Building AI Training Datasets from Web Content with the Scraping API

A fine-tune is only as good as its corpus. The web is the richest corpus there is — if you can turn messy HTML into clean, structured text. Here is a repeatable workflow that does exactly that.

Markdown beats raw HTML

For training data you want the content, not the chrome. SupaCrawlX returns clean Markdown by default — headings, lists, and code blocks preserved, navigation and ads stripped. That alone removes most of the cleaning work people dread.

Step 1: Map the domain

Start by discovering every URL worth scraping:

from supacrawlx import Client

client = Client(api_key="your_api_key")

site = client.web.map(url="https://docs.example.com")
urls = site["urls"]  # up to 5,000 discovered links

Step 2: Scrape each page to Markdown

def fetch(url):
    page = client.web.scrape(url=url)
    return {
        "url": url,
        "title": page.get("title"),
        "text": page["content"],  # clean Markdown
    }

docs = [fetch(u) for u in urls]

Step 3: Clean and deduplicate

Two cheap passes dramatically improve dataset quality:

Drop pages under ~200 characters — they're usually redirects or stubs.
Hash the normalized text and drop exact duplicates (boilerplate pages repeat constantly).

import hashlib

seen, clean = set(), []
for d in docs:
    text = d["text"].strip()
    if len(text) < 200:
        continue
    h = hashlib.sha256(text.encode()).hexdigest()
    if h in seen:
        continue
    seen.add(h)
    clean.append(d)

Step 4: Export to JSONL

import json

with open("dataset.jsonl", "w") as f:
    for d in clean:
        f.write(json.dumps({"text": d["text"]}) + "\n")

When to crawl instead

For large sites, skip the manual loop and use the asynchronous crawl endpoint.
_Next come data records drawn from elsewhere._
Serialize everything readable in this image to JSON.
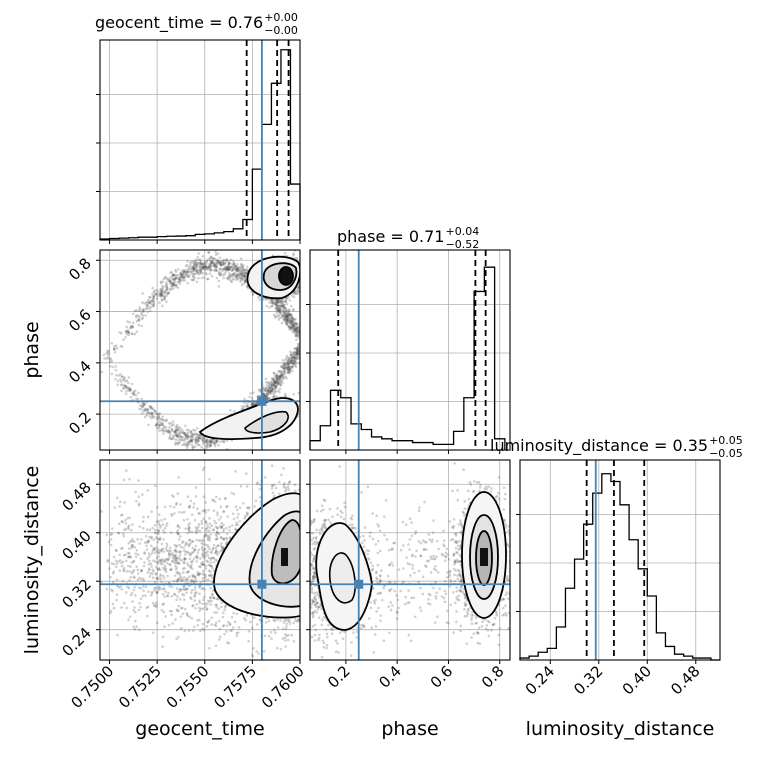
{
  "chart_data": {
    "type": "corner",
    "parameters": [
      {
        "name": "geocent_time",
        "range": [
          0.7495,
          0.76
        ],
        "ticks": [
          0.75,
          0.7525,
          0.755,
          0.7575,
          0.76
        ],
        "tick_labels": [
          "0.7500",
          "0.7525",
          "0.7550",
          "0.7575",
          "0.7600"
        ],
        "truth": 0.758,
        "quantiles": [
          0.7572,
          0.7588,
          0.7594
        ]
      },
      {
        "name": "phase",
        "range": [
          0.06,
          0.84
        ],
        "ticks": [
          0.2,
          0.4,
          0.6,
          0.8
        ],
        "tick_labels": [
          "0.2",
          "0.4",
          "0.6",
          "0.8"
        ],
        "truth": 0.25,
        "quantiles": [
          0.17,
          0.705,
          0.745
        ]
      },
      {
        "name": "luminosity_distance",
        "range": [
          0.19,
          0.52
        ],
        "ticks": [
          0.24,
          0.32,
          0.4,
          0.48
        ],
        "tick_labels": [
          "0.24",
          "0.32",
          "0.40",
          "0.48"
        ],
        "truth": 0.315,
        "quantiles": [
          0.3,
          0.345,
          0.395
        ]
      }
    ],
    "titles": [
      {
        "main": "geocent_time = 0.76",
        "upper": "+0.00",
        "lower": "−0.00"
      },
      {
        "main": "phase = 0.71",
        "upper": "+0.04",
        "lower": "−0.52"
      },
      {
        "main": "luminosity_distance = 0.35",
        "upper": "+0.05",
        "lower": "−0.05"
      }
    ],
    "histograms": [
      {
        "param": "geocent_time",
        "bins": [
          0.7495,
          0.75,
          0.7505,
          0.751,
          0.7515,
          0.752,
          0.7525,
          0.753,
          0.7535,
          0.754,
          0.7545,
          0.755,
          0.7555,
          0.756,
          0.7565,
          0.757,
          0.7575,
          0.758,
          0.7585,
          0.759,
          0.7595,
          0.76
        ],
        "counts": [
          0.5,
          0.8,
          1.0,
          1.2,
          1.5,
          1.5,
          1.8,
          2.0,
          2.1,
          2.3,
          3.0,
          3.3,
          3.8,
          4.5,
          6.0,
          11.0,
          38.0,
          62.0,
          84.0,
          102.0,
          30.0
        ]
      },
      {
        "param": "phase",
        "bins": [
          0.06,
          0.1,
          0.14,
          0.18,
          0.22,
          0.26,
          0.3,
          0.34,
          0.38,
          0.42,
          0.46,
          0.5,
          0.54,
          0.58,
          0.62,
          0.66,
          0.7,
          0.74,
          0.78,
          0.82
        ],
        "counts": [
          5,
          13,
          32,
          28,
          14,
          11,
          7,
          6,
          5,
          5,
          4,
          4,
          3,
          3,
          10,
          28,
          85,
          98,
          6
        ]
      },
      {
        "param": "luminosity_distance",
        "bins": [
          0.19,
          0.205,
          0.22,
          0.235,
          0.25,
          0.265,
          0.28,
          0.295,
          0.31,
          0.325,
          0.34,
          0.355,
          0.37,
          0.385,
          0.4,
          0.415,
          0.43,
          0.445,
          0.46,
          0.475,
          0.49,
          0.505,
          0.52
        ],
        "counts": [
          1,
          2,
          4,
          6,
          17,
          37,
          52,
          70,
          86,
          96,
          92,
          80,
          62,
          47,
          33,
          14,
          7,
          3,
          2,
          1,
          1,
          0
        ]
      }
    ],
    "joint_samples": [
      {
        "x": "geocent_time",
        "y": "phase",
        "mode": [
          0.7594,
          0.73
        ],
        "secondary": [
          0.7585,
          0.22
        ]
      },
      {
        "x": "geocent_time",
        "y": "luminosity_distance",
        "mode": [
          0.7594,
          0.355
        ]
      },
      {
        "x": "phase",
        "y": "luminosity_distance",
        "modes": [
          [
            0.73,
            0.355
          ],
          [
            0.15,
            0.33
          ]
        ]
      }
    ],
    "truth_color": "#4682b4",
    "grid": true
  }
}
It traverses the site for you, returns a jobId, and can deliver results to a webhook when finished:

job = client.web.crawl(url="https://docs.example.com", limit=500)
# poll job["jobId"] or receive a webhook on completion
result = client.jobs.get(job["jobId"])

Respect robots.txt and licensing. A clean dataset you're allowed to use beats a huge one you aren't.